Semakin ke sini, saya sadar blog ini tidak ingin saya fungsikan lagi sebagai tempat menanam curhatan di sana-sini. Saya harus bisa menulis hal-hal yang apik dan menghibur untuk dibaca. Saya harus memindah visualisasi imajinasi saya ke tulisan agar orang lain bisa ‘melihat’ apa yang ada di isi otak saya. Saya harus menciptakan cerita-cerita baru yang tidak lagi sama, tidak bisa ditemui di mana-mana. Saya tidak ingin lagi terlalu mengeksiskan diri pribadi ke dalam blog, melainkan mengeksiskan karya-karya baru dan segar, tapi juga punya kualitas. Itu yang saya mau. Konsekuensinya, akan membutuhkan lebih banyak usaha untuk menelurkan ide-ide seperti itu. Tentunya, tak bisa lagi menulis seperti itu setiap hari. Untuk memunculkan ide yang cukup layak dibagi, saya percaya butuh waktu yang lama.

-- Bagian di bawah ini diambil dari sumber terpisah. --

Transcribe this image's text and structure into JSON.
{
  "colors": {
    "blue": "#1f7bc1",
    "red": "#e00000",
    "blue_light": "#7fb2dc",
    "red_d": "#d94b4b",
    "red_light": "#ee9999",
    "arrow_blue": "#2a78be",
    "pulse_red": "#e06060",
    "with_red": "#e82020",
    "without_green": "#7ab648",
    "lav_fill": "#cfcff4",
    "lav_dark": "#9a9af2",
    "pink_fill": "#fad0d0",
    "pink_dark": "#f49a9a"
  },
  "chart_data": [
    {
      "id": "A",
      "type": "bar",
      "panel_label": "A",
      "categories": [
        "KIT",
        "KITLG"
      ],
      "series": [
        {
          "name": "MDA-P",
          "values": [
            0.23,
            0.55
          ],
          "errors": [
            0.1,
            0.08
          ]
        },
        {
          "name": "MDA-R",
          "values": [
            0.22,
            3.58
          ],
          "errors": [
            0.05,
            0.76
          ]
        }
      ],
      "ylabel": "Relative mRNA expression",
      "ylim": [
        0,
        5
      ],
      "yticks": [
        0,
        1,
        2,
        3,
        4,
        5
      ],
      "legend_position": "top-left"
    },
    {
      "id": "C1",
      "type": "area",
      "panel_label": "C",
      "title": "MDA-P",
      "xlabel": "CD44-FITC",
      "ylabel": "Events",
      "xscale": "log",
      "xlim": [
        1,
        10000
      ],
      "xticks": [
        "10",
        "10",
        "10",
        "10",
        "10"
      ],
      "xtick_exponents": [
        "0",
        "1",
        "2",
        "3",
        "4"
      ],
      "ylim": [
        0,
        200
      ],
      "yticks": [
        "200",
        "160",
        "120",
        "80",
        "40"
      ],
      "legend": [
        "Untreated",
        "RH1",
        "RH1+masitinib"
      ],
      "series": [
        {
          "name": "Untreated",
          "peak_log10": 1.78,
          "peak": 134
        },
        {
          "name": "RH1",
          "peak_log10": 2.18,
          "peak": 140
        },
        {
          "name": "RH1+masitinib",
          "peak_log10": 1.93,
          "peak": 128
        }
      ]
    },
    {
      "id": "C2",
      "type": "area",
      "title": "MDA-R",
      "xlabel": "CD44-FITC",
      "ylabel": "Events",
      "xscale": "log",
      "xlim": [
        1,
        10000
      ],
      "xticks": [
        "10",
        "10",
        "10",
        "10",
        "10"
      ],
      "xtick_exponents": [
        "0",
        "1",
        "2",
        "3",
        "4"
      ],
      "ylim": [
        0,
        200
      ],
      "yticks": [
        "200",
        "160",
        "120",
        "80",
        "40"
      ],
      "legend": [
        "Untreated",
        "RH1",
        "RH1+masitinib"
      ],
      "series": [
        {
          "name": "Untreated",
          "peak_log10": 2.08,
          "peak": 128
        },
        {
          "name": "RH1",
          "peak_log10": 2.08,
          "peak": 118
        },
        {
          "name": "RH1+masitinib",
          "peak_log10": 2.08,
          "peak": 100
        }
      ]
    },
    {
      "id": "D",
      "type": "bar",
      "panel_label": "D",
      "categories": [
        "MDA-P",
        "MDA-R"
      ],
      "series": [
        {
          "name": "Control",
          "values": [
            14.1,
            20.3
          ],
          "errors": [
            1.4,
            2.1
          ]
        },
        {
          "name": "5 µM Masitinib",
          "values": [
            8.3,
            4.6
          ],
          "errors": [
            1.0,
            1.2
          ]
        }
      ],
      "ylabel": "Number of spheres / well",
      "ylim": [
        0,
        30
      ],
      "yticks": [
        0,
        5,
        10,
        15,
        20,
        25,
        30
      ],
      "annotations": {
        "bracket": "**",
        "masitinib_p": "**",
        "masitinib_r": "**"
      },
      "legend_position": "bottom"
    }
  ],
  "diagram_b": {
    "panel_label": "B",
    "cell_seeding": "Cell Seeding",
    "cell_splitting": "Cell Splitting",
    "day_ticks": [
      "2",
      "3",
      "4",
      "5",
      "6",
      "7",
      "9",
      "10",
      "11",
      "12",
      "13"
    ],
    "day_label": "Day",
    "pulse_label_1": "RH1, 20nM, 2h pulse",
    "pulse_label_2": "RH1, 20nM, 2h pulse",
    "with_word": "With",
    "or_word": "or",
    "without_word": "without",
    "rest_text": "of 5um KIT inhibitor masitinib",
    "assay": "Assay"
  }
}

Di Hari Blogger Nasional ini, saya berharap bisa terus menghidupkan blog ini seperti ibu yang ingin terus mengasuh anaknya. Ada yang pernah bilang rejeki saya mungkin lahir dari blog ini. Kebenarannya sudah saya buktikan beberapa kali. Jadi, mana tega saya mogok menulis? Saya percaya, beberapa penulis besar juga hidupnya diawali melalui langkah-langkah kecil yang konsisten. Berlatih menulis, salah satunya.
Terakhir, terima kasih untuk Para Pembaca. Walaupun tak banyak, kalian-kalian sudah beri saya masukan, kritik, saran, pujian, yang terus membangun saya. Terima kasih sudah bantu share blog saya, terima kasih sudah menyempatkan waktu untuk membaca dan mengikuti tulisan saya. Selamat Hari Blogger Nasional!